1. Confirm the API’s Application ID URI / scope
   • In Microsoft Entra admin center → App registrations → select the API app registration.
   • Under Expose an API, note the Application ID URI (for example api://{api-app-client-id} or a custom URI).
   • Also note any defined scopes, for example api://{api-app-client-id}/Forecast.Read.
2. Request a token for the API, not for management.azure.com
   • In the token request (Postman or code), the scope must be either:
     • api://{application_client_id}/SomeScope (a specific delegated scope), or
     • api://{application_client_id}/.default (for application permissions / client credentials against that API),
   • Do not use https://management.azure.com/.default unless calling Azure Resource Manager.
   • Do not use {clientId}/.default where {clientId} is the client app; it must be the API’s Application ID URI.
   The pattern is illustrated in the Insomnia example:
   • SCOPE: api://{application_client_id}/Forecast.Read
   where {application_client_id} is the web API registration, not the client.
3. Match flow type to API configuration
   • If the API is meant to be called on behalf of a user (like from MAUI), it should expose delegated permissions (scopes).

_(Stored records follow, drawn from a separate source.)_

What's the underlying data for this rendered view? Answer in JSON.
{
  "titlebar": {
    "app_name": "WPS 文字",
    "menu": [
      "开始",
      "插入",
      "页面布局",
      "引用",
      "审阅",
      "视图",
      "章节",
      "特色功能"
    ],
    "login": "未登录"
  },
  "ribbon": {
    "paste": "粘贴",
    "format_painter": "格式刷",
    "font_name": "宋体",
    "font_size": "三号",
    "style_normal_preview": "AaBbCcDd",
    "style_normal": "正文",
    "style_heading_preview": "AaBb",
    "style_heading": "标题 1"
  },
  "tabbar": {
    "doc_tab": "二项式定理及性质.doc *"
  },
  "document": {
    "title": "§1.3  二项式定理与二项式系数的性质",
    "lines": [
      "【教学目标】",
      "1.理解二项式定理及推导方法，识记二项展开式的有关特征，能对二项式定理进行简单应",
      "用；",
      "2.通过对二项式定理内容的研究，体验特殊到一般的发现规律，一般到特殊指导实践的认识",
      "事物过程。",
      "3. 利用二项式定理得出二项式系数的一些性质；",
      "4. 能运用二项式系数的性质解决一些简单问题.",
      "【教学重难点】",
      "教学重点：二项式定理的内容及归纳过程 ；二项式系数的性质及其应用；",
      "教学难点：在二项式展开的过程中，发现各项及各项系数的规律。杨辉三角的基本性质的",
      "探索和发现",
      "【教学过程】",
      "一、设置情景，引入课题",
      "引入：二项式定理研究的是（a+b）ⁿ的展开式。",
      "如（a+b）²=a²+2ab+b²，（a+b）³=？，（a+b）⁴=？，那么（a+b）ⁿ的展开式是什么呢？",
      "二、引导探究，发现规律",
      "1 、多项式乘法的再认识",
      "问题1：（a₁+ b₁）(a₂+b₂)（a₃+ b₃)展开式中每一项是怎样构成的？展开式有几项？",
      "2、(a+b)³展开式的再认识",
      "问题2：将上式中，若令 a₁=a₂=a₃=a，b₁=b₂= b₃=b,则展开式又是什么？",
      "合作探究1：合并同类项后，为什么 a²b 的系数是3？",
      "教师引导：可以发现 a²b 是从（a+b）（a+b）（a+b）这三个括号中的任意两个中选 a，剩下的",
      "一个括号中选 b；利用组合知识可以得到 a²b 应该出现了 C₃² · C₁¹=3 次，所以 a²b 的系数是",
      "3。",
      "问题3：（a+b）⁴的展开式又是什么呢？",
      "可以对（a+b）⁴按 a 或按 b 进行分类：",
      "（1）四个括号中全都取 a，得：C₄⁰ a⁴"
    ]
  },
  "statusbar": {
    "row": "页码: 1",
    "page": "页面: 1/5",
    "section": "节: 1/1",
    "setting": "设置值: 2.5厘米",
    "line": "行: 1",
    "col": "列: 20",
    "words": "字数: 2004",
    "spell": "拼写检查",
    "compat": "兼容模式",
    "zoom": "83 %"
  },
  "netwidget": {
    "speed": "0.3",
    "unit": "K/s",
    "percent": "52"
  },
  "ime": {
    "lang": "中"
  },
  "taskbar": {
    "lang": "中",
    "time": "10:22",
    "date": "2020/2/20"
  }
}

The client then uses an interactive/user flow and requests those scopes.
   • If calling from Excel/VBA or a background process using client credentials (client id + secret), the API must expose application permissions and be configured to accept app-only tokens.
   • If the API only exposes application permissions and you try to use a delegated flow with /.default, you can hit issues like described in the AADSTS50000 scenario; the fix is to expose delegated permissions when using delegated flows.
4. Acquire the token correctly
   • For a daemon / service principal (client credentials) calling a web API:
     • POST https://login.microsoftonline.com/{tenantID}/oauth2/v2.0/token
     • Body (form-data or x-www-form-urlencoded):
       • grant_type=client_credentials
       • client_id={client-id-of-calling-app}
       • client_secret={secret-of-calling-app}
       • scope={Application-ID-URI-of-API}/.default (for example api://contoso.azurewebsites.net/aaaabbbb-0000-cccc-1111-dddd2222eeee/.default)
   • This pattern is shown in the custom extension troubleshooting article where a client credentials token is acquired for a custom API.
5. Verify the token audience (aud)
   • After acquiring the token, paste it into https://jwt.ms as shown in the custom extension article.
   • Confirm:
     • aud equals the API’s client ID (or Application ID URI, depending on configuration).
     • iss matches the tenant.
   • If aud is https://management.azure.com/ or something other than your API, the API will reject it.
6. If using delegated flow from MAUI vs Excel
   • MAUI likely uses MSAL and AcquireTokenSilent / interactive login with the correct scopes for the API, as described in the “web app that calls web APIs” scenario.
   • Excel/VBA or Postman must request the same scopes for the same resource (the API) to get a token that the API will accept.
7. If you see AADSTS50000 with /.default
   • If using an OAuth 2 delegated grant flow with /.default and the resource app exposes only application permissions, you must:
     • Configure the resource application (your API) to expose delegated permissions, and
     • Consent to those delegated permissions in the client application.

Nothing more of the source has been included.